La siguiente serie de fotos: fosas comunes.
Cadáveres de africanos apilados, embrochalados, recogidos por el ejército. La expresión inhumana de una matanza vergonzosa.
– Ruanda… -murmuró con voz queda el comisario-. 1994. El genocidio.
Una foto particularmente desgarradora mostraba a unos hutus en plena acción, armados con sus machetes. El odio desfiguraba los rostros de los agresores, las bocas espumeaban saliva, los nervios del cuello y de las extremidades se dibujaban en relieve sobre la piel.
Una vez más, las miradas de los asesinos estaban rodeadas con un círculo. Lucie se aproximó cuanto pudo a la pantalla.
– Siempre la misma mirada, siempre… El alemán, el hutu, la niña con los conejos. Es un… rasgo común de la locura, que concierne a todos los pueblos y a todas las épocas.
– Diferentes formas de histeria colectiva. Estamos en el meollo de la cuestión.
El fotógrafo de guerra se había aventurado luego entre los cuerpos, capturando detalles de los cadáveres, sin ahorrarse los primeros planos macabros.
La fotografía siguiente dejó estupefactos a Lucie y Sharko.
Era un tutsi enucleado, con el cráneo cortado en dos.
La foto tenía una leyenda: «Más que una masacre… La prueba de la locura de los hutus».
Lucie se hundió en su silla y se llevó una mano a la frente. El fotógrafo de guerra había creído que se trataba de una barbaridad perpetrada por los propios hutus, pero la verdad era muy diferente.
– No lo puedo creer…
Sharko se tiró de las mejillas, como si quisiera evitar que sus ojos se le salieran de las órbitas.
– También estuvo allí. El tarado que roba cerebros. Egipto, Ruanda, Gravenchon… ¿Y en cuántos otros lugares habrá estado?
Se sucedieron nuevos documentos: fotos de archivos, artículos o páginas de libros de historia escaneados.
Siempre se trataba de genocidios o de matanzas. Birmania, 1988. Sudán, 1989. Bosnia-Herzegovina, 1992. Fotografías inmundas, tomadas en un momento de rabia. Allí estaba, frente a ellos, lo más nauseabundo de la historia. Y las miradas rodeadas con un círculo. Sharko rebuscaba los cráneos cortados entre las montañas de cadáveres, sin hallarlos. Pero seguro que estaban allí, entre los muertos. Simplemente no los habían fotografiado.
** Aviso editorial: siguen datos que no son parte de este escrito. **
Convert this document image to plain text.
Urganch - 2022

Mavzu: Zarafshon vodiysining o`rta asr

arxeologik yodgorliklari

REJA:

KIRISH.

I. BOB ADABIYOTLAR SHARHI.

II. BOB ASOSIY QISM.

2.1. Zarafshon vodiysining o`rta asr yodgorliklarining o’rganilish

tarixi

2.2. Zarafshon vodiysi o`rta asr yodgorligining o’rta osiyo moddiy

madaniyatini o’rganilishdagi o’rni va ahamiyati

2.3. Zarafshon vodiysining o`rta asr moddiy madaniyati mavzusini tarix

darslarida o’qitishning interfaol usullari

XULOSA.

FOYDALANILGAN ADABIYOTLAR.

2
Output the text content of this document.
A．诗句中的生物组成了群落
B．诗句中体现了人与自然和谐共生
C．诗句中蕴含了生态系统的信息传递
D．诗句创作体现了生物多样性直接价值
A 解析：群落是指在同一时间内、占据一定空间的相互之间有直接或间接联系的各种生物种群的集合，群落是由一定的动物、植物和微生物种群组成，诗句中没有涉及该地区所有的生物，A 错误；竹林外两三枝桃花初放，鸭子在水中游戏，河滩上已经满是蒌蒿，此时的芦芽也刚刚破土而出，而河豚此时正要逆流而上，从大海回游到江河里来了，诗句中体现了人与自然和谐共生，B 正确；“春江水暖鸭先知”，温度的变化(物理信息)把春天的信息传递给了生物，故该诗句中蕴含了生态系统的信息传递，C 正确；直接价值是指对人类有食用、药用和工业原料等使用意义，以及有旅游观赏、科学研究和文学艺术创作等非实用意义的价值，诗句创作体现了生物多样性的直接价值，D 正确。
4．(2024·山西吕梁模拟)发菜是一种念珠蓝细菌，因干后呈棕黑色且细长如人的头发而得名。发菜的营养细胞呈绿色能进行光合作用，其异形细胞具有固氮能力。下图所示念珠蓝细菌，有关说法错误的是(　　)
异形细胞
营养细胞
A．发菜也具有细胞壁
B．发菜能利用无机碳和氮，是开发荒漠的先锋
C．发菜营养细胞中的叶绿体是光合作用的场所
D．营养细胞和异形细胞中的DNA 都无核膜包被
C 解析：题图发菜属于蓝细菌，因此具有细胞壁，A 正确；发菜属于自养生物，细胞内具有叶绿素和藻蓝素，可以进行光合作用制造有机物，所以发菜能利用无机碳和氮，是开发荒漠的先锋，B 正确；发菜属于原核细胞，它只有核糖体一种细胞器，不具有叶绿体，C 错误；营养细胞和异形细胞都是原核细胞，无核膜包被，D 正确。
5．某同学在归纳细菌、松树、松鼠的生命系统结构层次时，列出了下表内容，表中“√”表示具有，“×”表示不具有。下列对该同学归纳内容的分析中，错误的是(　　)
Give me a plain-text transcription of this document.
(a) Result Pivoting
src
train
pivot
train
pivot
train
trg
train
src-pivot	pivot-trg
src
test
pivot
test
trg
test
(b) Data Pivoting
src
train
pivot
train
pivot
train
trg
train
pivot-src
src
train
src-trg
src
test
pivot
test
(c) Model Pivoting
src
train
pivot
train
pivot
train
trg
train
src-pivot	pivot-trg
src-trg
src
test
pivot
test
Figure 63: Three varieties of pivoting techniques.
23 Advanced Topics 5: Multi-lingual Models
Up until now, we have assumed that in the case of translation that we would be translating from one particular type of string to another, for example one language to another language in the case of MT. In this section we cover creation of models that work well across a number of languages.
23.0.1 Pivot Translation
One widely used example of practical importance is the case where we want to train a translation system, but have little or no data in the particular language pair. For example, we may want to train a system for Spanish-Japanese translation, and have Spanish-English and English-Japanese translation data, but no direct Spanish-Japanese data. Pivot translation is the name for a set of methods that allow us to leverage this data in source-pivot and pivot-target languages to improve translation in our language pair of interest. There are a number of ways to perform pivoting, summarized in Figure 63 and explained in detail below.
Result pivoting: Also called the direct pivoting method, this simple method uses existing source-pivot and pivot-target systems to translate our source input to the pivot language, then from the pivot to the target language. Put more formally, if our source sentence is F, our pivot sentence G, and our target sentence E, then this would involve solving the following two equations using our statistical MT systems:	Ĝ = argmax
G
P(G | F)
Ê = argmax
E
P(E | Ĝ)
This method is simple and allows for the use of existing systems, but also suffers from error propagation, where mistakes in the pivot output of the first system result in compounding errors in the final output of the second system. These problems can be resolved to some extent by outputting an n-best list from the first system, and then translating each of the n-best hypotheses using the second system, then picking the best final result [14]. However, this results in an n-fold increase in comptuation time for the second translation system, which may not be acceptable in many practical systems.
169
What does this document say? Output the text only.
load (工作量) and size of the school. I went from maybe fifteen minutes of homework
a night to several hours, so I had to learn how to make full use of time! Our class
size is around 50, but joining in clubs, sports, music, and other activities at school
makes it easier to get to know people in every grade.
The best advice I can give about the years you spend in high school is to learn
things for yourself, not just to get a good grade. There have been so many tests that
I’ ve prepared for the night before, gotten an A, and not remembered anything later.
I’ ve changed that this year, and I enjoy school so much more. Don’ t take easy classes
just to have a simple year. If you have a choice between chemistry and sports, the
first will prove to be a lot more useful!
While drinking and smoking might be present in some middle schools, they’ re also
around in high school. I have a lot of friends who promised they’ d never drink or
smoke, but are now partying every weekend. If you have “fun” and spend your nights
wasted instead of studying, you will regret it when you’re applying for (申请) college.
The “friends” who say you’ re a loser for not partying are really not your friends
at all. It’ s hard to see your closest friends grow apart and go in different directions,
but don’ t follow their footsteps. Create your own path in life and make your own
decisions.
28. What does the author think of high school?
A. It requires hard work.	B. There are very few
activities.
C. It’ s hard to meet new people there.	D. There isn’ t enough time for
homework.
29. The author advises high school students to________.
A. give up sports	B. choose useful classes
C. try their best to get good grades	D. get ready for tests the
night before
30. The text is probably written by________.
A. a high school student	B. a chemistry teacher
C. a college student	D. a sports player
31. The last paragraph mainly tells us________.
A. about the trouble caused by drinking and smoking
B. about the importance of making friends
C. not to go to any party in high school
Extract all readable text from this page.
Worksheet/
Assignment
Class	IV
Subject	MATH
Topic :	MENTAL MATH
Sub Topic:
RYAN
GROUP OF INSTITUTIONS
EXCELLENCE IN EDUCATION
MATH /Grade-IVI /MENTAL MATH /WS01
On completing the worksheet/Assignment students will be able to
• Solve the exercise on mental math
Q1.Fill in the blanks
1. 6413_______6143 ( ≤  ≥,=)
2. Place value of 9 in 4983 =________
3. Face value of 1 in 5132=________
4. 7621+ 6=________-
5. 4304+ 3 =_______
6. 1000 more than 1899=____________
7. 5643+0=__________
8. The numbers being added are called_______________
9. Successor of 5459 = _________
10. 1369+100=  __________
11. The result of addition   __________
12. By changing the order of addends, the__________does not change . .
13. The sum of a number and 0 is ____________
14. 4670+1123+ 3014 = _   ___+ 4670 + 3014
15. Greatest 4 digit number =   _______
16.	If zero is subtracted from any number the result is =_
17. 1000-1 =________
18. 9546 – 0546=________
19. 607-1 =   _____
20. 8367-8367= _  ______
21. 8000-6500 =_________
– ¡Basta! -exclamó el policía.
Se puso en pie, se llevó las manos a la cabeza y anduvo de un lado a otro de la habitación. Lucie estaba estupefacta.
– La contaminación mental… -repitió ella maquinalmente.
Hizo desfilar las últimas imágenes y la presentación se terminó.
Calma en la habitación. Un discreto ronroneo del aire acondicionado. Lucie se fue hasta la ventana para abrirla.
Aire, necesitaba aire.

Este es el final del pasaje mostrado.